Sarah Elizabeth Stein
A Missionary's Story
From her earliest childhood
Sallie Stein wanted to be a missionary to the Chinese people. In preparation for this work she attended schools in Virginia and Tennessee. She was a governess and a schoolteacher until 1878, when she was appointed to Canton, China under the auspices of the Foreign Mission Board of the Southern Baptist Convention. Due to lack of funds, she was unable to begin her work until 1880, when she sailed from San Francisco on February 7, arriving at Canton on March 11.

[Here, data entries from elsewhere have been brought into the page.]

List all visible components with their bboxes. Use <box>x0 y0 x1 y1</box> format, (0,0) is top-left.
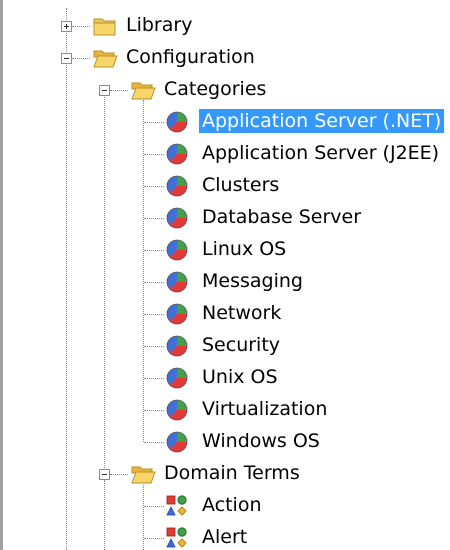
pie-chart-icon <box>166 367 188 389</box>
tree-node-library[interactable]: Library <box>123 13 195 37</box>
tree-node-category-item[interactable]: Messaging <box>199 269 306 293</box>
pie-chart-icon <box>166 399 188 421</box>
pie-chart-icon <box>166 303 188 325</box>
tree-connector <box>110 474 128 475</box>
tree-node-configuration[interactable]: Configuration <box>123 45 258 69</box>
pie-chart-icon <box>166 335 188 357</box>
tree-connector <box>144 506 164 507</box>
tree-connector <box>72 58 90 59</box>
tree-node-category-item[interactable]: Database Server <box>199 205 364 229</box>
collapse-toggle-domain-terms[interactable] <box>99 469 110 480</box>
tree-node-category-item[interactable]: Linux OS <box>199 237 289 261</box>
collapse-toggle-categories[interactable] <box>99 85 110 96</box>
tree-node-category-item[interactable]: Application Server (J2EE) <box>199 141 442 165</box>
folder-open-icon <box>93 50 118 68</box>
tree-guide-line <box>143 485 144 550</box>
tree-guide-line <box>143 100 144 442</box>
tree-node-domain-term-item[interactable]: Alert <box>199 525 250 549</box>
folder-open-icon <box>131 82 156 100</box>
tree-connector <box>144 218 164 219</box>
tree-node-categories[interactable]: Categories <box>161 77 269 101</box>
tree-node-domain-terms[interactable]: Domain Terms <box>161 461 303 485</box>
tree-connector <box>144 282 164 283</box>
tree-connector <box>144 346 164 347</box>
tree-node-category-item[interactable]: Unix OS <box>199 365 281 389</box>
shapes-icon <box>166 527 187 548</box>
tree-node-category-item[interactable]: Virtualization <box>199 397 330 421</box>
folder-icon <box>93 18 116 36</box>
tree-node-category-item[interactable]: Clusters <box>199 173 282 197</box>
tree-connector <box>144 410 164 411</box>
pie-chart-icon <box>166 111 188 133</box>
navigation-tree[interactable]: Library Configuration Categories Applica… <box>0 0 450 550</box>
collapse-toggle-configuration[interactable] <box>61 53 72 64</box>
pie-chart-icon <box>166 239 188 261</box>
tree-connector <box>144 378 164 379</box>
tree-connector <box>144 186 164 187</box>
tree-connector <box>72 26 90 27</box>
tree-connector <box>144 250 164 251</box>
folder-open-icon <box>131 466 156 484</box>
pie-chart-icon <box>166 175 188 197</box>
tree-connector <box>144 154 164 155</box>
tree-connector <box>144 122 164 123</box>
tree-node-domain-term-item[interactable]: Action <box>199 493 265 517</box>
tree-connector <box>110 90 128 91</box>
pie-chart-icon <box>166 143 188 165</box>
tree-node-category-item[interactable]: Security <box>199 333 283 357</box>
tree-guide-line <box>104 480 105 550</box>
pie-chart-icon <box>166 207 188 229</box>
pie-chart-icon <box>166 431 188 453</box>
tree-node-category-item[interactable]: Windows OS <box>199 429 323 453</box>
pie-chart-icon <box>166 271 188 293</box>
expand-toggle-library[interactable] <box>61 21 72 32</box>
tree-guide-line <box>66 60 67 550</box>
shapes-icon <box>166 495 187 516</box>
tree-node-category-item[interactable]: Network <box>199 301 284 325</box>
tree-connector <box>144 538 164 539</box>
tree-guide-line <box>104 94 105 474</box>
tree-connector <box>144 442 164 443</box>
tree-connector <box>144 314 164 315</box>
tree-node-category-item[interactable]: Application Server (.NET) <box>199 109 445 133</box>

In China, Sallie taught school and did evangelistic work with the help of a Chinese woman translator, referred to as a "Bible woman." She wrote about her experiences in letters to Dr. Henry Tupper of the Foreign Mission Board. After eight years, failing health forced her to return to the United States. She then began her work with the Chinese community of California at the Chinese Mission in Fresno. In 1912 she returned to China for two years, accompanied by her adopted Chinese daughter, Grace Joy Lewis. They returned to the United States in 1914 so that Grace Joy could attend college at the University of California, from which she graduated in 1918 and received her master's degree in 1919.
In 1933, Sallie Stein, then living in Oakland, CA visited the World's Fair in Chicago and then traveled on to Bedford County, VA by bus to visit the scenes of her childhood. This photograph was taken when she visited Suck Spring Baptist Church. She died in 1939.